23. Anılan hükme yönelik istinaf başvurusu Bursa Bölge Adliye Mahkemesi 2. Ceza Dairesince 15/12/2021 tarihinde esastan reddedilmiştir.

24. Yargıtay, temyiz edilmesi üzerine Mahkemenin 14/10/2021 tarihli mahkûmiyet hükmüne yönelik olarak verilen istinaf başvurusunun esastan reddi kararını 12/5/2022 tarihinde onamıştır.

IV. İLGİLİ HUKUK

25. İlgili hukuk için bkz.
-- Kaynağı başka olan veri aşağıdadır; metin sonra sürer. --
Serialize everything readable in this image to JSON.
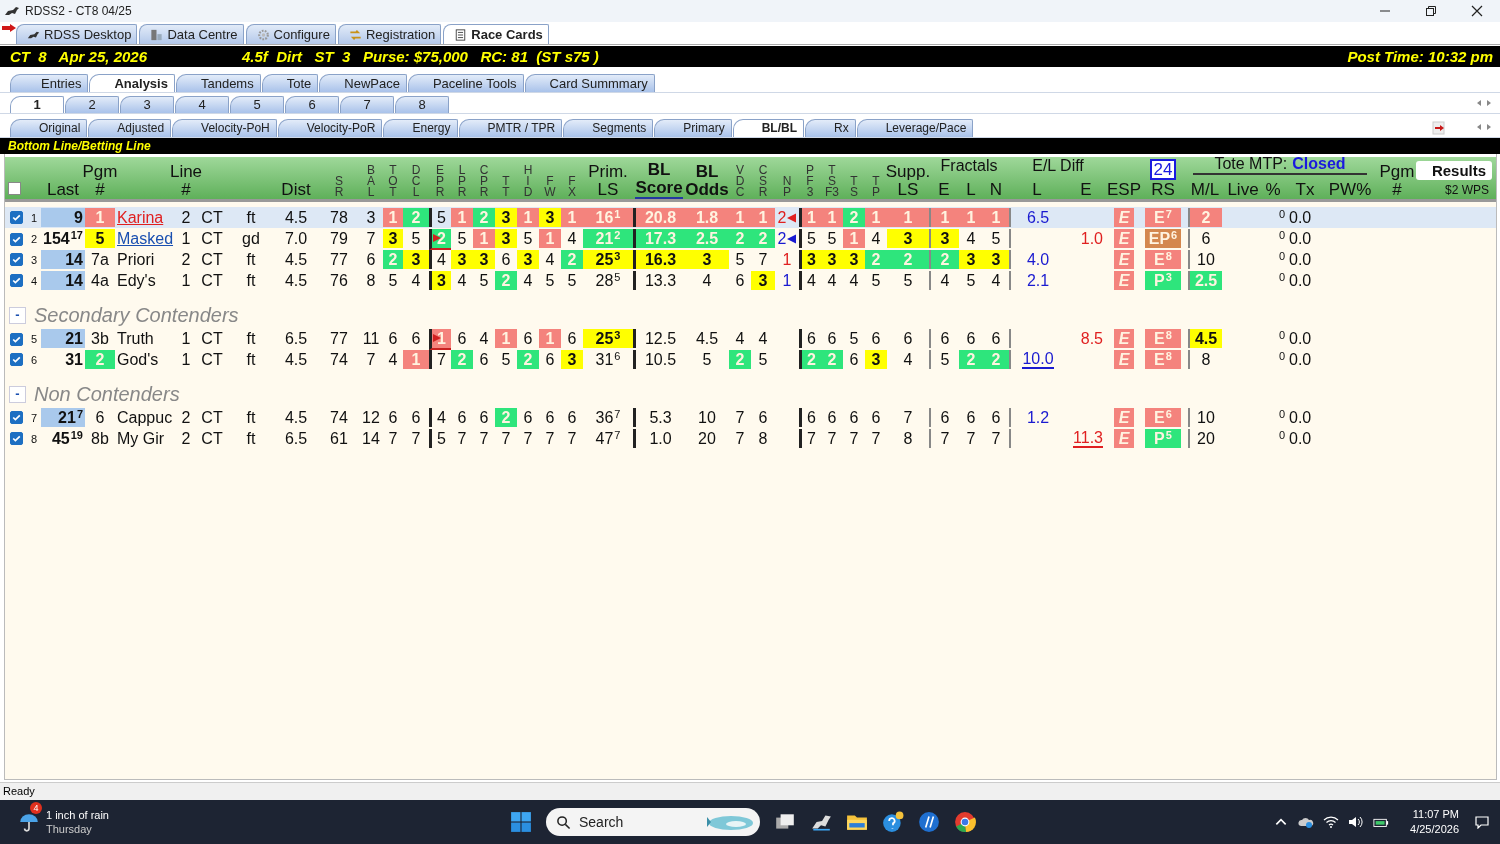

Ferhat Kara, §§ 83-110.

26. (Kapatılan) Yargıtay 16. Ceza Dairesinin 13/9/2017 tarihli ve E.2017/1823, K.2017/4870 sayılı kararının ilgili kısmı şöyledir:

"Ayrıntıları ve hukuki mahiyeti Dairemizin 24.04.2017 tarih 2015/3 esas 2017/3 karar sayılı ilk derece kararında ve 14.07.2017 tarih 2017/1443 - 4758 sayılı ilamında açıklandığı üzere; oluşturulması, dahil olunması, kullanılması ve teknik özellikleri itibariyle münhasıran FETÖ/PDY Silahlı terör örgütü mensuplarınca kullanılan kriptolu iletişim ağı ByLock'u yoğun biçimde kullandığı, yazışma içerikleri incelendiğinde örgüt içerisinde para toplamak ve toplantılar yapmak gibi faaliyetlerde bulunduğu, örgütsel gizlilik adına ayrıca Kakao isimli programı da kullandığı belirlenerek örgütün hiyerarşik yapısına dahil olduğu kabul edilen sanık ile ilgili hükme esas alınan tüm delillerin hukuka uygun olarak elde edildiğinin belirlendiği aşamalarda ileri sürülen iddia ve savunmaların temyiz denetimini sağlayacak biçimde eksiksiz olarak sergilendiği, özleri değiştirmeksizin tartışıldığı, vicdani kanının kesin, tutarlı ve çelişmeyen verilere dayandırıldığı, eylemlerin doğru olarak nitelendirildiği ve kanunda öngörülen suç tipine uyduğu, yaptırımların kanuni bağlamda şahsileştirilmek suretiyle uygulandığı anlaşılmakla; sanık müdafiinin temyiz dilekçesinde ileri sürdüğü nedenler yerinde görülmediğinden CMK’nın 302/1. maddesi gereğince temyiz davasının esastan reddiyle hükmün ONANMASINA"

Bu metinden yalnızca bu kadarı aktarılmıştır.